— Ни одного, никогда, — пугливо оглянулся на дверь доктор, словно боясь, что в комнату того и гляди кто-нибудь из этих соседей-призраков ворвется, — и слава богу. Живем, как сказал бы еще один вроде Маркса модный мудрец, кстати, тоже из евреев, Эйнштейн, не слышали о таком оригинале? — соседствуем только относительно, хотя я не очень понимаю, что это значит. Но вот, представьте, так и живем.
— А — Михеич?.. — спросил с последней надеждой Иннокентий Павлович.
— Михеич — не жилец, он дворник еще с царских времен. А за то, что он слышит секретный звонок и пациентов впускает, я ему плачу вдвое против его жалованья.
Господи, пришло в голову Иннокентию Павловичу, какова же судьба этого мертвого дома! — от екатерининского графа, минуя тайного статского советника и миллионщика, оплатившего из собственного кошелька свое же гибельное будущее, докатиться до кустаря-одиночки! А дальше, на самом дне этой пропасти — ниже некуда! — оставался один лишь не знающий срока и времени Михеич в своей дворницкой телогрейке.

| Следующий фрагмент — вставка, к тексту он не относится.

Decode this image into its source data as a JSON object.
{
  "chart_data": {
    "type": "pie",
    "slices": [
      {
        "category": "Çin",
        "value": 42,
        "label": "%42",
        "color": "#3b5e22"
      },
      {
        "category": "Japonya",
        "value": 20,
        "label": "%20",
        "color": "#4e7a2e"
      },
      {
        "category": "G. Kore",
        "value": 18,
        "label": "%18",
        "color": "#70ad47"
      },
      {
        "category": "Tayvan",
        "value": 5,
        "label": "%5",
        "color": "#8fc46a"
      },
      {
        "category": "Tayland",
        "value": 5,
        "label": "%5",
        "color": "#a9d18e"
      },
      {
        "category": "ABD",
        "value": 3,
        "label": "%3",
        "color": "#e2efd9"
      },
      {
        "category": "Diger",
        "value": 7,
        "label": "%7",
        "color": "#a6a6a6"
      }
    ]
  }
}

На него-то последняя и единственная надежда пусть и не понять, не разгадать тайну, так хоть всего лишь прикоснуться к ней. Иннокентий Павлович распрощался с дантистом и, не воспользовавшись его любезным, но и с откровенной надеждой на отказ предложением проводить его до выхода, пошел вниз один. Михеич ему не встретился, а где искать его, Иннокентий Павлович не знал, да и как его найдешь в такой пещерной тьме? Но он твердо решил про себя еще и еще раз наведываться сюда, пока Михеич, единственный обладатель и хранитель тайны этого дома — а не всей ли России, если верить словам Сухарева или того же тайного советника?! — не откроет ему ее наконец. Не философ же и чистых кровей мистик Федоров…
21
Меж тем на заведенное по всем правилам и освященное традициями карательнейшей, на манер прежних достославных своих времен, прокуратурой дело «РФ против „Русского наследия“» пала полнейшая, словно по щучьему высочайшему велению, мертвая, ни шуму, ни шороху, тишина. Словно о нем позабыли, похерили, сдали в архив и вычеркнули из памяти. Но необъяснимая эта тишина казалась оставшемуся один на один с нею Иннокентию Павловичу зловещее и чреватее окончательным крахом, нежели недавний шум и публичная истерика.
Была бы Катя рядом, он мог бы с ней поделиться своими бессонными страхами, она бы его пожалела и поддержала хотя бы своим неколебимым «о'кей». Был бы рядом Абгарыч, он бы наверняка разузнал, в чем причина этой могильной тишины, кто и где та всесильная и вечно голодная на человеческие жертвоприношения щука, нашарил бы в этой немоте и тьме какой-нибудь выход, пусть и эфемерный, пусть хотя бы всего лишь мнимо утешительный, для натянутых готовой лопнуть струною нервов Иннокентия Павловича…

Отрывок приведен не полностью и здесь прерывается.